CacheConfig cacheConfig = CacheConfig.custom()
        .setMaxCacheEntries(1000)
        .setMaxObjectSize(8192)
        .setSharedCache(false)
        .build();
RequestConfig requestConfig = RequestConfig.custom()
        .setConnectTimeout(30000)
        .setSocketTimeout(30000)
        .build();
CloseableHttpClient cachingClient = CachingHttpClients.custom()
        .setCacheConfig(cacheConfig)
        .setDefaultRequestConfig(requestConfig)
        .build();
Unirest.setHttpClient(cachingClient);

Most of this code has simply been copied out of the official httpclient caching tutorial; chances are you want to modify some of the values (especially timeouts and amount of entries to be cached) according to your needs. The only change we needed here was the setSharedCache(false) configuration option in CacheConfig. Default behaviour is to have a shared (public) cache which results in the httpclient-cache infrastructure not caching any HTTP responses for requests that contained authentication headers.

By then you’re mostly done, and your unirest client should transparently do caching without any further ado. We, however, had some issues with this transparency as, this way, we failed to see whether it actually does anything. So, for debugging purposes: First off, it’s a good idea to set log level for org.apache.http.impl.client.cache to DEBUG or even more verbose to make the caching infrastructure produce debugging output, which will at least leave you with “cache hit / cache miss” statements in your logfile. If that doesn’t work, you should use your IDE, run your client in debug mode and try to set a breakpoint at org.apache.http.impl.client.cache.ResponseCachingPolicy#isResponseCacheable(...); this is where the caching logic checks whether a response should (or should not) be cached.
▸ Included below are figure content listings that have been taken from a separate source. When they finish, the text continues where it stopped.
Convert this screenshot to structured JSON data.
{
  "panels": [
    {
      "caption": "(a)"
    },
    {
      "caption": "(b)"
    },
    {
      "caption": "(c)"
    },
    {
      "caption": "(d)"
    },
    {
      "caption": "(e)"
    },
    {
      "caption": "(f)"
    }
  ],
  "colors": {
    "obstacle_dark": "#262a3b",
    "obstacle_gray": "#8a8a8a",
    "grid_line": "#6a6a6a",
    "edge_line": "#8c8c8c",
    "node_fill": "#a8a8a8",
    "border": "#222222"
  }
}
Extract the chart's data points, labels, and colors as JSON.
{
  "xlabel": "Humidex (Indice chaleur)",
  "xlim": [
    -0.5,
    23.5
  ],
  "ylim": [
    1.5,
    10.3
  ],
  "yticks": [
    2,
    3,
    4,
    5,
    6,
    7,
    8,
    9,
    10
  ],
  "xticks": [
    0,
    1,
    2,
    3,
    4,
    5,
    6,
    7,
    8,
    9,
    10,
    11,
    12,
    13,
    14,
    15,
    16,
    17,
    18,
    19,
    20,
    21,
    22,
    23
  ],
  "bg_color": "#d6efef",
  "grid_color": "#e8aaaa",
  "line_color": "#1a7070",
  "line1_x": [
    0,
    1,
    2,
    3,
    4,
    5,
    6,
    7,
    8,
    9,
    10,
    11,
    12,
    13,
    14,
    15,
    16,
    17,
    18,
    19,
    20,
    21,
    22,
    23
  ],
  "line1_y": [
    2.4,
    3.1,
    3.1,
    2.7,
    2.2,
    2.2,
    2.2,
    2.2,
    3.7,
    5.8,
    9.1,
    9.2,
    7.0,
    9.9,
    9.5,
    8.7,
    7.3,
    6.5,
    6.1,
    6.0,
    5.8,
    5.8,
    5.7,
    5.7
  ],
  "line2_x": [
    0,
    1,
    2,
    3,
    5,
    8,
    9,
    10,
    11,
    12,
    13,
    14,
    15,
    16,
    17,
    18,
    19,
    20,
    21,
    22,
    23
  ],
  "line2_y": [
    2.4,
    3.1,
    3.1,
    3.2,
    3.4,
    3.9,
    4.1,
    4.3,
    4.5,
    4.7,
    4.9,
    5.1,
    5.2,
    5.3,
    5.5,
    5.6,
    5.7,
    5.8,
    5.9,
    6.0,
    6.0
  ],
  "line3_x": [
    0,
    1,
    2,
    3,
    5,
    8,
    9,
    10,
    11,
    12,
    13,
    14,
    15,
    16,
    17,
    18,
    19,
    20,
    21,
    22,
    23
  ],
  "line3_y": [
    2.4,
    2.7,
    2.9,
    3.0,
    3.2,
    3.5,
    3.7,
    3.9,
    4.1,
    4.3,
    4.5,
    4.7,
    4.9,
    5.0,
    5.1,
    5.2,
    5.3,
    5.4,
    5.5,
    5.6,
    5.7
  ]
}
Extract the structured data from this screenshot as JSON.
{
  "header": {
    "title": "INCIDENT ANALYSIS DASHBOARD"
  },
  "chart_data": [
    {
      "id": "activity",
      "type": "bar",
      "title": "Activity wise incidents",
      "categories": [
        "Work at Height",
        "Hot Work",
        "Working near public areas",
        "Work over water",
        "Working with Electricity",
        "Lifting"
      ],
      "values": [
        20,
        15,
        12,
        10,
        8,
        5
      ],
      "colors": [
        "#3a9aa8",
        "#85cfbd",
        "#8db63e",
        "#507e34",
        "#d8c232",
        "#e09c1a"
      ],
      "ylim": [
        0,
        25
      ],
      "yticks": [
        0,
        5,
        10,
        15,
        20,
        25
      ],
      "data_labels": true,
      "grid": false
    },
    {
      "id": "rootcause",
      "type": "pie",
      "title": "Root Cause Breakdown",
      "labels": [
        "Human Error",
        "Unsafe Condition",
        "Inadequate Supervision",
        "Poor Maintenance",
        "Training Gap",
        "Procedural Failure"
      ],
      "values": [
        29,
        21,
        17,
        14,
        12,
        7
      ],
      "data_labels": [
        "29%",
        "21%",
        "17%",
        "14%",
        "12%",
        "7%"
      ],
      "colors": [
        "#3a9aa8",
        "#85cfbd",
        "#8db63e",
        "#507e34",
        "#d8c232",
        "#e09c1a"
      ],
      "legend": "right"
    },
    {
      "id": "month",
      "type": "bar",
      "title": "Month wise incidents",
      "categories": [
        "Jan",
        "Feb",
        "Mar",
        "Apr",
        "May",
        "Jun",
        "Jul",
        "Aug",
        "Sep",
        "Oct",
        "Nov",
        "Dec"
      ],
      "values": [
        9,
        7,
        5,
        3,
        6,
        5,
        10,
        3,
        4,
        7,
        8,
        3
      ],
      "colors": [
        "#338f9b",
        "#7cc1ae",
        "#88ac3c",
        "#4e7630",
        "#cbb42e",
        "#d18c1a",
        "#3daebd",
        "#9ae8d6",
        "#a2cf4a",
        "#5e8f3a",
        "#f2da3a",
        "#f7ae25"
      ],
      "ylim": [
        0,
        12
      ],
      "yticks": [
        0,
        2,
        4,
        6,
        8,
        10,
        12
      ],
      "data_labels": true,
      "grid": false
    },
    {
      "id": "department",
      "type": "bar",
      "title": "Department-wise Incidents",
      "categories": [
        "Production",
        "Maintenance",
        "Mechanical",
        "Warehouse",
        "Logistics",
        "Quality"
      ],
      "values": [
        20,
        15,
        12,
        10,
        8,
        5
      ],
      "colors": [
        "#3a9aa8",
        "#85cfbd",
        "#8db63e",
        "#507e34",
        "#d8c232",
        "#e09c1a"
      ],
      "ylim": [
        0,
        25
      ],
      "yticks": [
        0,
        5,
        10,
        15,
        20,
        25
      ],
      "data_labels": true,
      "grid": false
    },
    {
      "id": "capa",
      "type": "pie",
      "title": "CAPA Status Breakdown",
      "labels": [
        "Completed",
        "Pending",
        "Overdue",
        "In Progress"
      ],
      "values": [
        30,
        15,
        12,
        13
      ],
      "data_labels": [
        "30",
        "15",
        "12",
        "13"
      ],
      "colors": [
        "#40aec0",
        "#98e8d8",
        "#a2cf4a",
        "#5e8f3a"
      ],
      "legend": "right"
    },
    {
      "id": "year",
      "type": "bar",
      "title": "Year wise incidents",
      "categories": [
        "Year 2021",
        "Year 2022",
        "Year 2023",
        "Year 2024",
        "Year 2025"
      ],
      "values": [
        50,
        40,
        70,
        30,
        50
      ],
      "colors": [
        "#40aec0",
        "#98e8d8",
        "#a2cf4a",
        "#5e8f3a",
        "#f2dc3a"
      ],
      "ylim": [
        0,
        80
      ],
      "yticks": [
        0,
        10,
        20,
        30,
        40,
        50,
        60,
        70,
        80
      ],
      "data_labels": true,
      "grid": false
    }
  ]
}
Stepping through this, we quickly found out that (a) we need to disable the shared cache (see above) and (b) caching still doesn’t work because most of the endpoints we use explicitely disable caching (Cache-Control: No-Cache), but that’s another story. 🙂

One thing to add, however: The configuration outlined above is in-memory, which possibly is not what you want. httpclient-cache comes with good support for other caching providers, and especially ehcache can be enabled pretty easily. For this, please see this stackoverflow post – I just would copy/paste code over anyway.